New insights: Learning with technology – barrier or tool?

As an instructor, one of the barriers to engaging adults in the learning process is making their learning relevant. While comfort with new technology often correlates with age, is it possible that requiring technology-use in the learning process could create additional relevance for the adult learner?

In Building Community and Creating Relevance in the Online Classroom authors Erickson and Neset identify the importance of regular communication, and creating relevance through current events, online content and social media:

Students crave relevance, so consider connecting the unit material to current affairs. Share links to news stories, Twitter feeds, or articles that make the learning material applicable to life outside the classroom. If you teach business, marketing, public relations, among others, there are numerous opportunities to wrap an assignment or discussion around the public movements (or missteps) of high-profile companies. If you can make it applicable, you can even use celebrity news stories, as students enjoy hearing about this type of material. Perhaps there is a poetry slam or book reading you’d like your students to attend. Maybe a future art exhibit is relevant to your content or a well-known speaker is giving a lecture on campus. All of these strategies keep students apprised of current events and demonstrate your efforts to connect their classroom with the real world. Sharing this information via e-communication frees up valuable classroom time that you can spend engaging students in the content of course material rather than administrative details.

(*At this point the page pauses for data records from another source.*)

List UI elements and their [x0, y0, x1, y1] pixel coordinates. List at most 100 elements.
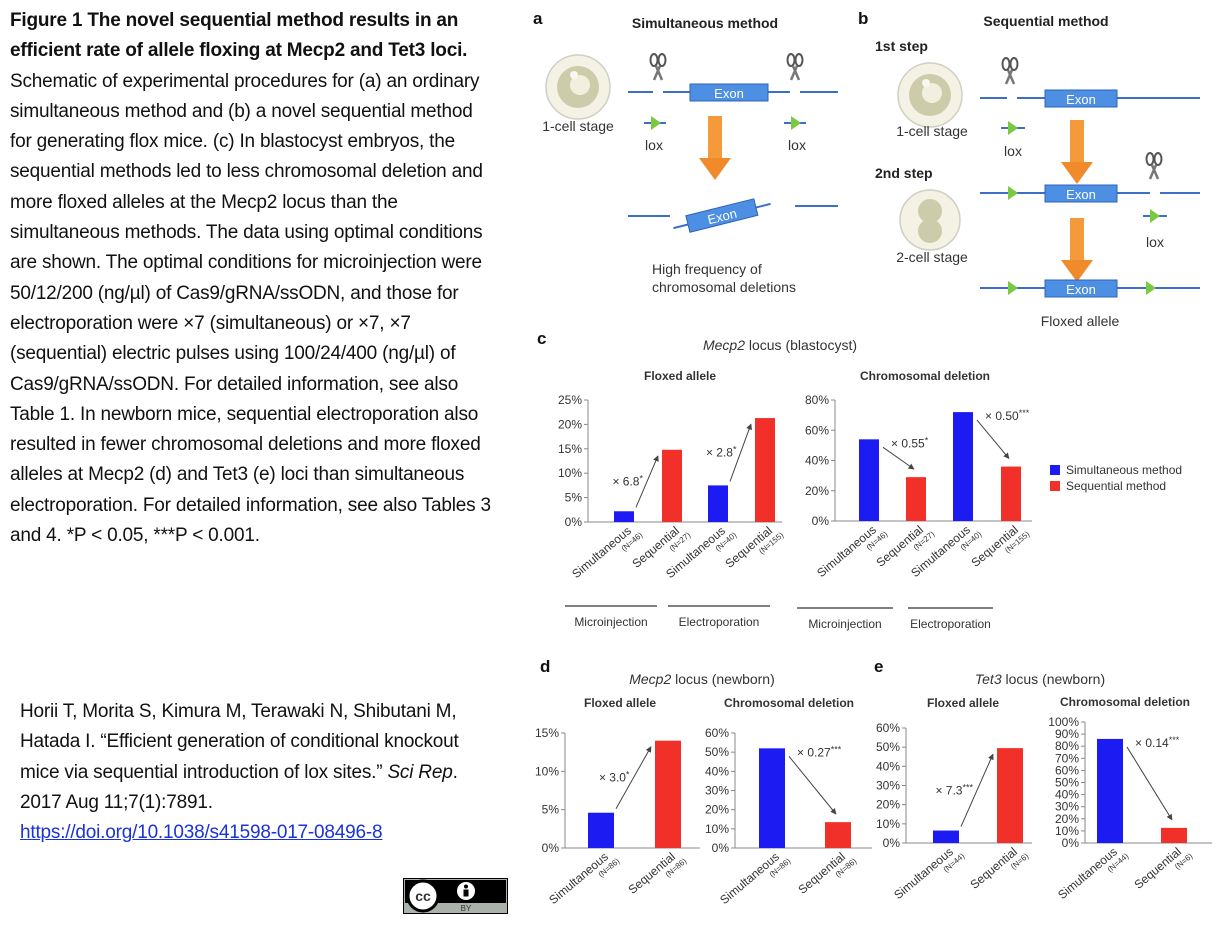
bar [614, 511, 634, 522]
panel-title-text: locus (blastocyst) [749, 337, 857, 353]
y-tick-label: 20% [1055, 812, 1079, 826]
annotation-arrow [729, 423, 752, 482]
exon-label: Exon [1066, 92, 1096, 107]
excised-exon: Exon [673, 198, 771, 233]
embryo [899, 189, 961, 251]
category-label: Simultaneous(N=86) [546, 850, 621, 907]
by-head [464, 884, 468, 889]
lox-site [1008, 281, 1018, 295]
group-label: Electroporation [679, 615, 760, 629]
doi-link[interactable]: https://doi.org/10.1038/s41598-017-08496… [20, 822, 383, 844]
category-label: Simultaneous(N=40) [908, 523, 983, 580]
x-tick-label: Simultaneous [717, 850, 782, 907]
y-tick-label: 60% [705, 726, 729, 740]
y-tick-label: 0% [1062, 836, 1080, 850]
y-tick-label: 5% [565, 491, 583, 505]
lox-site [1146, 281, 1156, 295]
x-tick-label: Simultaneous [569, 524, 634, 581]
gene-name: Mecp2 [629, 671, 671, 687]
stage-label: 2-cell stage [896, 249, 968, 265]
y-tick-label: 10% [876, 817, 900, 831]
by-body [463, 889, 469, 897]
lox-label: lox [1146, 234, 1164, 250]
scissors [786, 52, 804, 82]
n-label: (N=46) [620, 530, 645, 553]
y-tick-label: 100% [1048, 715, 1079, 729]
panel-title: Sequential method [983, 13, 1108, 29]
y-tick-label: 0% [812, 514, 830, 528]
exon-label: Exon [714, 86, 744, 101]
y-tick-label: 15% [535, 726, 559, 740]
annotation: × 3.0* [599, 770, 630, 785]
group-label: Microinjection [574, 615, 647, 629]
citation: Horii T, Morita S, Kimura M, Terawaki N,… [20, 697, 490, 848]
n-label: (N=86) [768, 856, 793, 879]
annotation: × 0.55* [891, 435, 929, 450]
embryo [545, 54, 611, 120]
y-tick-label: 30% [1055, 800, 1079, 814]
n-label: (N=27) [668, 530, 693, 553]
step-label: 1st step [875, 38, 928, 54]
annotation: × 0.50*** [985, 408, 1030, 423]
y-tick-label: 10% [705, 822, 729, 836]
y-tick-label: 80% [1055, 739, 1079, 753]
y-tick-label: 60% [876, 721, 900, 735]
x-tick-label: Sequential [1131, 845, 1183, 892]
bar [997, 748, 1023, 843]
scissors [1001, 56, 1019, 86]
license-badge: cc BY [403, 878, 508, 914]
x-tick-label: Simultaneous [891, 845, 956, 902]
panel-title: Mecp2 locus (blastocyst) [703, 337, 857, 353]
gene-name: Mecp2 [703, 337, 745, 353]
category-label: Simultaneous(N=46) [814, 523, 889, 580]
y-tick-label: 30% [876, 779, 900, 793]
result-label: High frequency of [652, 261, 762, 277]
cc-circle [406, 879, 440, 913]
category-label: Sequential(N=86) [795, 850, 858, 897]
y-tick-label: 10% [535, 764, 559, 778]
bar [662, 449, 682, 522]
n-label: (N=86) [664, 856, 689, 879]
y-tick-label: 50% [1055, 776, 1079, 790]
exon-label: Exon [1066, 282, 1096, 297]
y-tick-label: 10% [1055, 824, 1079, 838]
bar [588, 812, 614, 848]
bar [1001, 466, 1021, 521]
category-label: Sequential(N=6) [967, 845, 1030, 892]
lox-site [1008, 121, 1018, 135]
x-tick-label: Sequential [968, 523, 1020, 570]
bar [1161, 827, 1187, 843]
legend-swatch [1050, 465, 1060, 475]
x-tick-label: Simultaneous [663, 524, 728, 581]
category-label: Sequential(N=155) [968, 523, 1031, 570]
group-label: Microinjection [808, 617, 881, 631]
panel-letter: a [533, 9, 543, 28]
category-label: Sequential(N=155) [722, 524, 785, 571]
citation-details: . 2017 Aug 11;7(1):7891. [20, 761, 458, 813]
y-tick-label: 40% [705, 764, 729, 778]
x-tick-label: Simultaneous [908, 523, 973, 580]
bar [859, 439, 879, 521]
category-label: Simultaneous(N=86) [717, 850, 793, 907]
category-label: Simultaneous(N=46) [569, 524, 645, 581]
annotation: × 6.8* [612, 474, 643, 489]
y-tick-label: 80% [805, 393, 829, 407]
bar [759, 748, 785, 848]
lox-site [791, 116, 801, 130]
lox-label: lox [645, 137, 663, 153]
bar [1097, 738, 1123, 843]
panel-letter: b [858, 9, 868, 28]
bar [906, 477, 926, 521]
n-label: (N=44) [942, 851, 967, 874]
x-tick-label: Sequential [629, 524, 681, 571]
n-label: (N=155) [757, 530, 785, 556]
citation-text: Horii T, Morita S, Kimura M, Terawaki N,… [20, 701, 459, 783]
bar [655, 740, 681, 848]
y-tick-label: 70% [1055, 751, 1079, 765]
annotation: × 7.3*** [935, 782, 973, 797]
chart-title: Floxed allele [584, 696, 656, 710]
n-label: (N=40) [714, 530, 739, 553]
bar [933, 830, 959, 843]
exon-label: Exon [706, 206, 738, 228]
embryo [897, 62, 963, 128]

The commentary on technology in adult learning has caused me to reflect critically on the classroom, pen and paper learning format. Technology offers new strategies for engaging and providing relevance for learners.

Trends: Smart or dumb? Phone technology in the classroom

In my earlier post on trends and roles in adult learning, I reflected upon the effective use of technology to provide relevance for adult learner.

Cell phone use, and using cell phones for going online has continued to increase in the last five years. While cell phone ownership is highest amongst 18-29 year olds (85%), this group is closely followed by 30-49 year olds (73%). This growth makes cell phones one of the most widely available technologies; the accessibility of cell phones makes them important in terms of a potential tool in adult learning.

While society debates proper cellphone etiquette, instructors have struggled with other challenges related to cellphone and smart phone use in the classroom. Cellphones have a reputation for being disruptive, distracting, disrespectful, not to mention their role in plagiarism. But what about harnessing cellphone technology for adult learning? The Oxford University Press blog on adult English language instruction offers the flip-side to annoying cellphone-use in the classroom. .

It is estimated that there are more than 150,000 educational apps available for smartphones, many of which are free. As an instructor, I will be looking for ways to incorporate these types of accessible technologies into the menus of instructional strategies.